A letter to Neuralink

In August 2020, I was almost done with my bachelor thesis and had freshly came back to school after an introductory course on robotics. In the final chapter of this essay, I questioned how to bring back the hunger for reality, as well as embracing physicality in this digital age. A few days ago, as I watched Neuralink’s demonstration, I decided to write a small world to their team, hoping they might read it.

Mr. Musk, as well as the team of Neuralink,

I am writing to you today after listening to your Neuralink presentation. A thousand things came to my mind as I was hearing your speeches and advances, and I will try to resume them in this letter I hope I will have the courage to send you.

My name is Morgane Billuart and I am a french visual artist and writer, currently studying at the Gerrit Rietveld Academy in Amsterdam. I recently got more interested in your project Neuralink as I was writing my bachelor thesis on the fantasies and desires around digital practices, the curation and edition of our narratives through devices, and the aim to control imperfections with such futuristic technologies. As a thinker and a visual maker, I started to believe that in order to think through these questions more clearly, I should myself also get towards the more scientific and practical side of things and attended a summer course in robotics these past two months. There, I was also seeking for an ideal of discussion, collaboration, and bridging forces around fundamental issues and topics. Sadly, this ideal did not happen. On the bright side of things, it made me realize how important it was to start thinking of an ongoing discussion in between the theoretical and critical frame of these issues, as well as in the making of them. You probably know yourself more than others how much technologies and futuristics devices will be enhanced and change the way we perceive and interact in this world. I am certain you discuss and think through these things every day. On the other side, I am really wondering how you perceive the idea of collaborating with a broader range of thinkers, artists, critics, around the fundamental questions and ambitions you have. I do not aim to invoke only critical thinking around these topics, but I am wondering, how will we deal with these issues altogether?

I am observing more and more interest in the theoretical and critical field of art towards these scientific and technological topics, as well as a lot of ethical concerns when it comes to the outcomes. I am seeing more and more intentions to bring disciplines and opinions into discussions, with sometimes success, and it gives me hope. Although I am not sure how such collaborations are possible, I surely aim to invoke them and participate in those in the future.

I sadly can’t offer any of my dedication, specialization yet, as I am still myself figuring out how to conclude my experience within an art institution and still try to think how to open up my thinking and practice to a broader and more accessible platform.

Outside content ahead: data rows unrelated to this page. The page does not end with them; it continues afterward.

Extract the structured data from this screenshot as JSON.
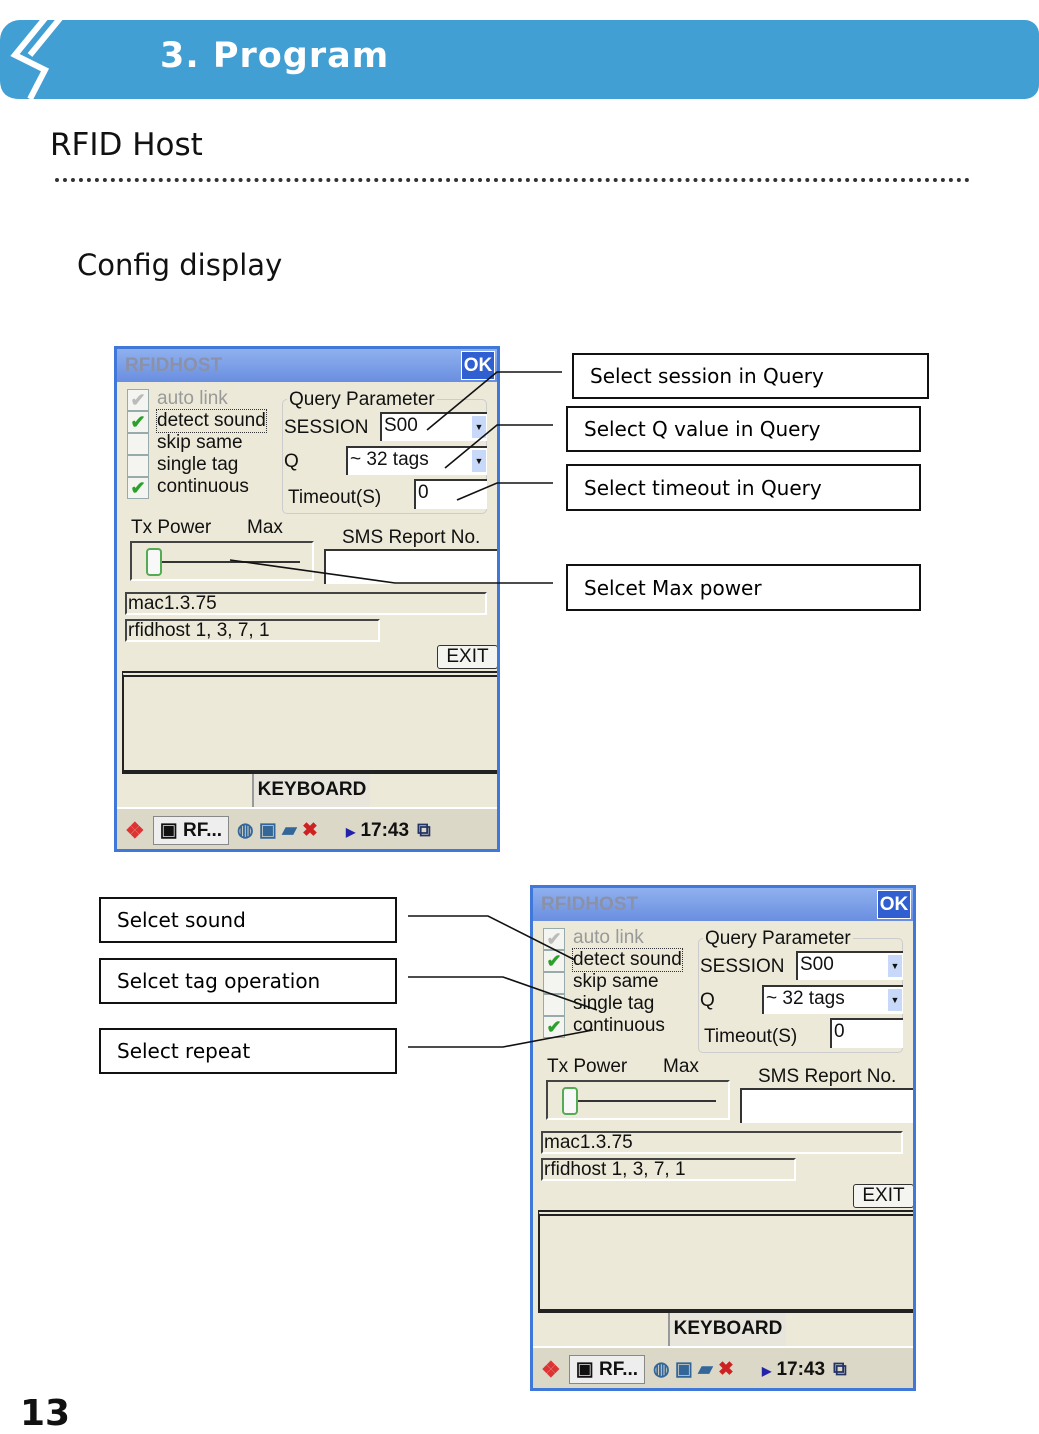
{
  "header": {
    "title": "3. Program"
  },
  "section_title": "RFID Host",
  "subtitle": "Config display",
  "page_number": "13",
  "device": {
    "title": "RFIDHOST",
    "ok_label": "OK",
    "checkboxes": [
      {
        "label": "auto link",
        "checked": true,
        "disabled": true
      },
      {
        "label": "detect sound",
        "checked": true
      },
      {
        "label": "skip same",
        "checked": false
      },
      {
        "label": "single tag",
        "checked": false
      },
      {
        "label": "continuous",
        "checked": true
      }
    ],
    "query_group": "Query Parameter",
    "session_label": "SESSION",
    "session_value": "S00",
    "q_label": "Q",
    "q_value": "~ 32 tags",
    "timeout_label": "Timeout(S)",
    "timeout_value": "0",
    "tx_power_label": "Tx Power",
    "tx_power_max": "Max",
    "sms_label": "SMS Report No.",
    "sms_value": "",
    "mac_value": "mac1.3.75",
    "version_value": "rfidhost 1, 3, 7, 1",
    "exit_label": "EXIT",
    "keyboard_label": "KEYBOARD",
    "taskbar_app": "RF...",
    "clock": "17:43"
  },
  "callouts_top": [
    "Select session in Query",
    "Select Q value in Query",
    "Select timeout in Query",
    "Selcet Max power"
  ],
  "callouts_bottom": [
    "Selcet sound",
    "Selcet tag operation",
    "Select repeat"
  ]
}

I am currently in the process of retracing my experience while doing this introduction course of robotics and to discuss this ideal of collaborative practices. This letter I am writing to you will open up this discussion, and I want to dare to send it before it loses its sense of urgency. The main reason I am getting in touch with you and your team is to somehow emphasize not to forget to implement critical thinking, philosophers, sociologists in your team, even as external elements. While I see more and more tech advancements, I also see more and more of a disillusioned youth who tries to seek truth in community and physicality of gathers and collaborative projects. I observe a confusing world that, indeed, aims to feel better in their brain, but also seeks to question why they feel so sick about this world in the first place.

With the platform and budget implemented in your projects, maybe it would be worth trying to represent to the world how critical thinking, theoretical, artistic, and scientific research come together to play and act stronger. This might bring your thinking and project towards actions that will indeed “make history”, but a history implemented with a consciousness of ethics and morals for such advancement. We need actors like you, but we also need more than ever statements and ethics about these practices, so we know also how to use and approach them with a critical sense. I believe this can only happen when these two sides meet. As a young maker and thinker, I want to believe in a futuristic world where we bring our desires and forces together, instead of creating even bigger bridges between disciplines and concerns. If the future is “going to be weird”, maybe we should think about it collectively, as humans.